How many servers does it take to power Amazon’s massive cloud infrastructure? A fair question, considering they are one of the biggest cloud providers out there. Amazon, for obvious reasons has not been forthcoming with the information, so Huang Liu, a research manager at Accenture Technology Labs, set out to find the answer. According to his calculations, which he writes about on his blog, the Amazon Elastic Compute Cloud (EC2) is home to nearly half a million servers.
Liu’s findings are based on a combination of internal and external IP addresses, which he uses to come up with an estimate of the number of server racks in each region. He then extrapolates: if each rack has a 4 10U chassis, and each chassis holds 16 blades, that gives you a total of 64 blade servers per rack.
In table form, Liu shows the number of servers contained in each of Amazon’s seven regions, for a grand total of 454,400. It’s worth noting that the US East hub, Amazon’s first, has the lion’s share with 321,920. Based on this, Liu infers that “it is hard to compete with Amazon on scale in the US, but in other regions, the entry barrier is lower. For example, Sao Paulo has only 25 racks of servers.”
Liu has also charted the expansion of Amazon’s US-based infrastructure over the past six months, from August. 23, 2011, to February 23, 2012, remarking on the impressive growth rate. According to his work, the US East region has been adding an average of 110 server racks per month. Liu points out that although the growth rate is linear, it has slowed down some over the past couple of months.

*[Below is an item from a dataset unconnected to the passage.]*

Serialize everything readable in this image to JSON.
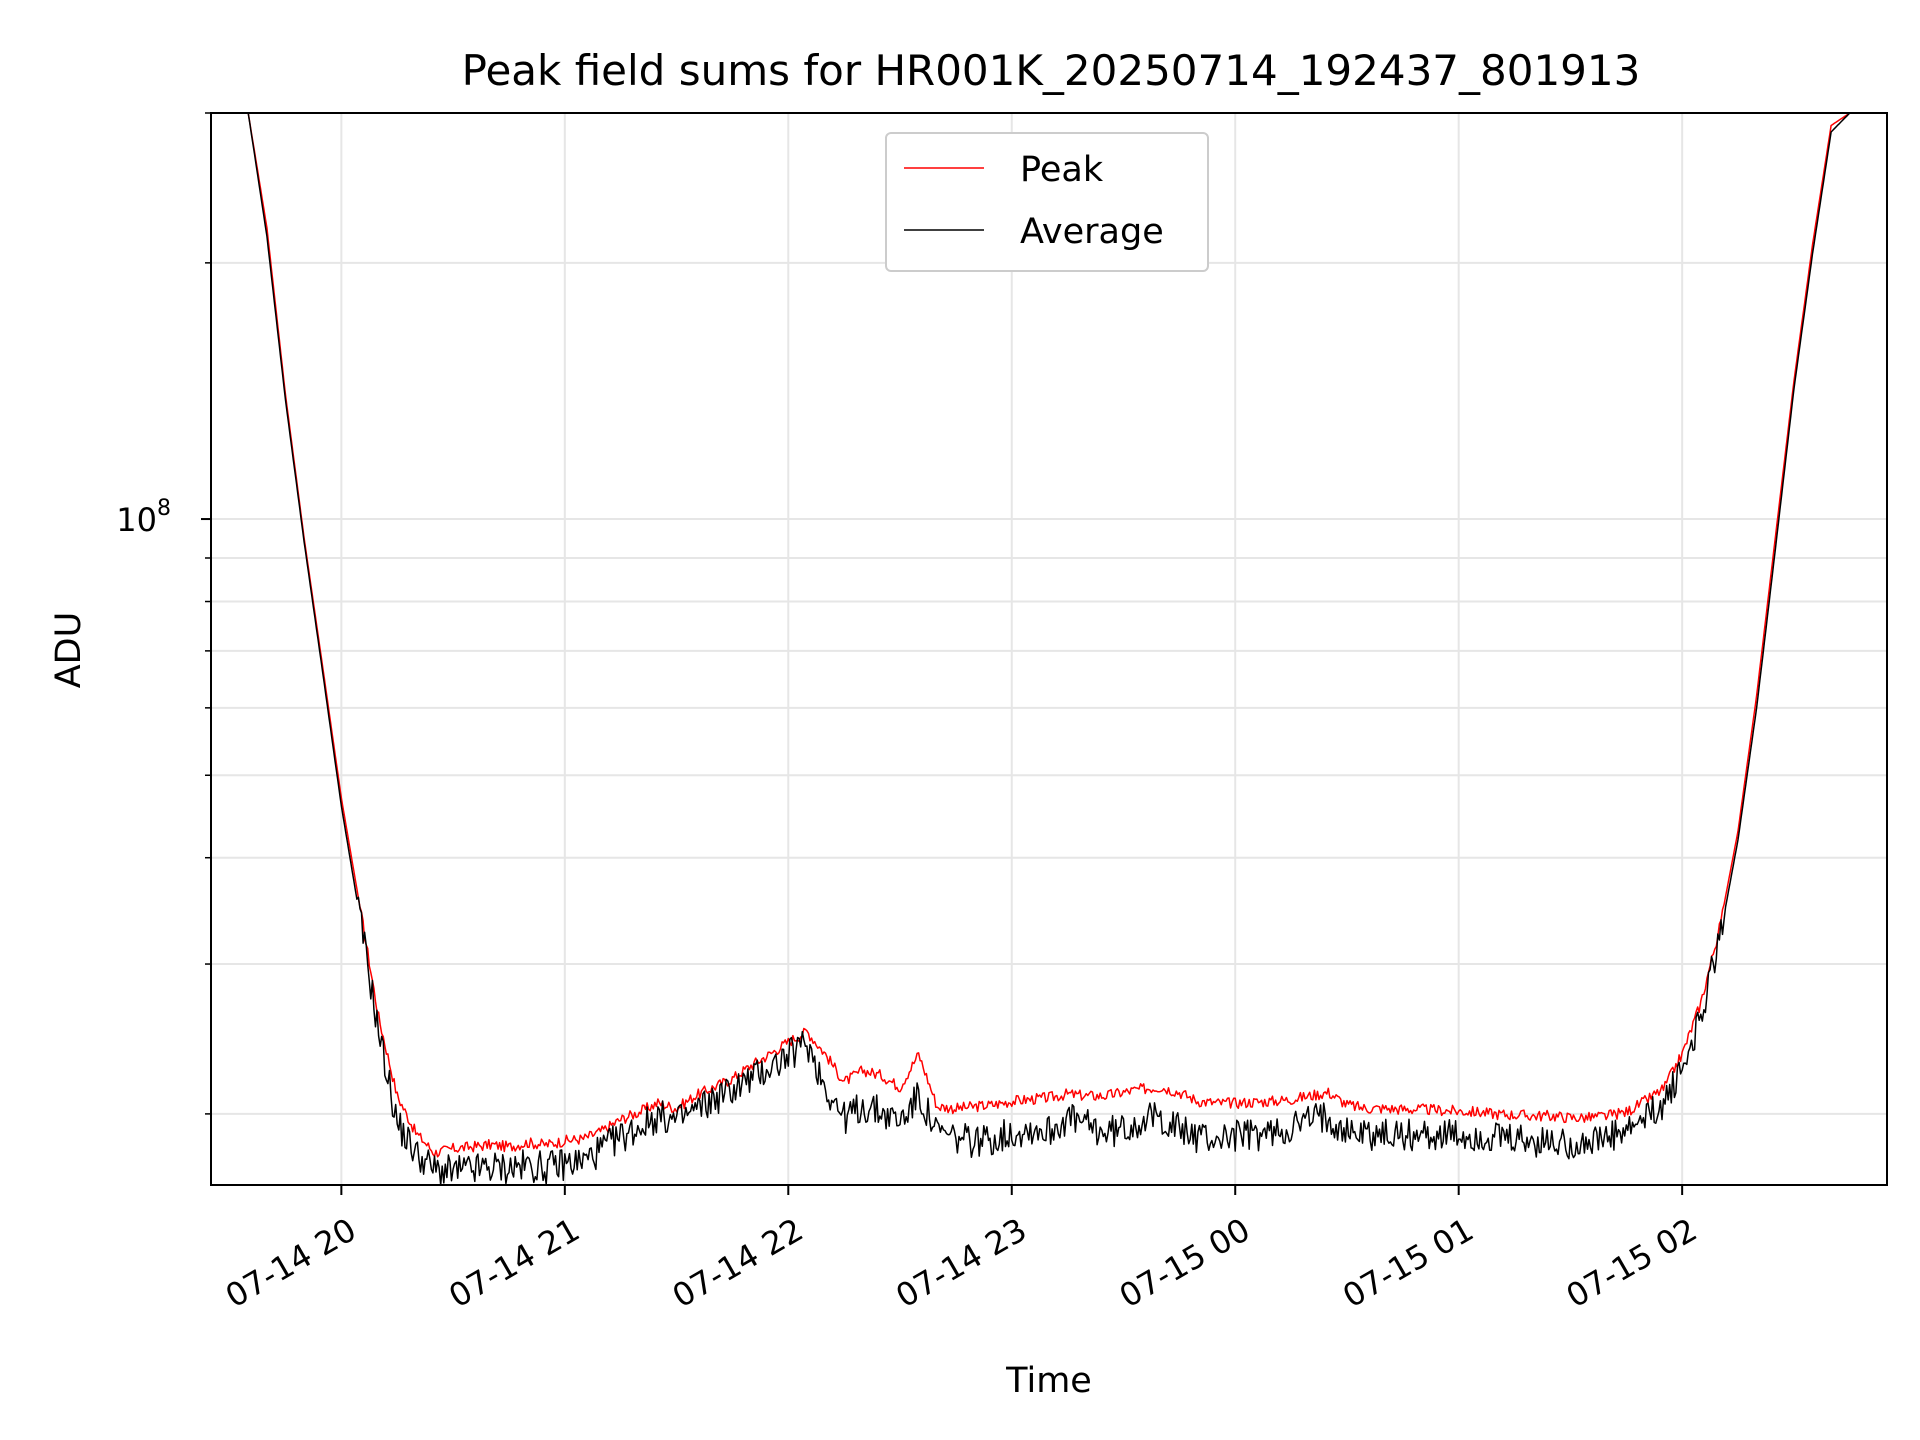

How did he do it? Liu writes:
Figuring out EC2′ size is not trivial. Part of the reason is that EC2 provides you with virtual machines and it is difficult to know how many virtual machines are active on a physical host. Thus, even if we can determine how many virtual machines are there, we still cannot figure out the number of physical servers. Instead of focusing on how many servers are there, our methodology probes for the number of server racks out there.
There’s a lot more to it than that, and Mr. Liu lays out his methodology in detail, providing the following notes as a summary of the process:
- Enumerate all public IP addresses EC2 uses
- Translate a public IP address to its public DNS name (e.g., ec2-50-17-204-150.compute-1.amazonaws.com)
- Run a DNS query inside EC2 to get its internal IP address (e.g., 10.2.13.243).
- Derive the rack’s IP range from the internal IP address (e.g., 10.2.12.x/22).
- Count how many unique racks we have seen, then multiple it by the number of physical servers in a rack (I assume it is 64 servers/rack).
Mr. Liu is quick to point out that these figures are estimates, based on a number of educated assumptions, but they are the best figures we have so far, and are helping to inform the larger cloud conversation. Besides as Liu notes, “the methodology is fully documented.” He invites “inquisitive minds” to read over his findings and to point out flaws in his process. For its part, the community has done just that; the story has already been picked up by a number of news outlets in the last few days.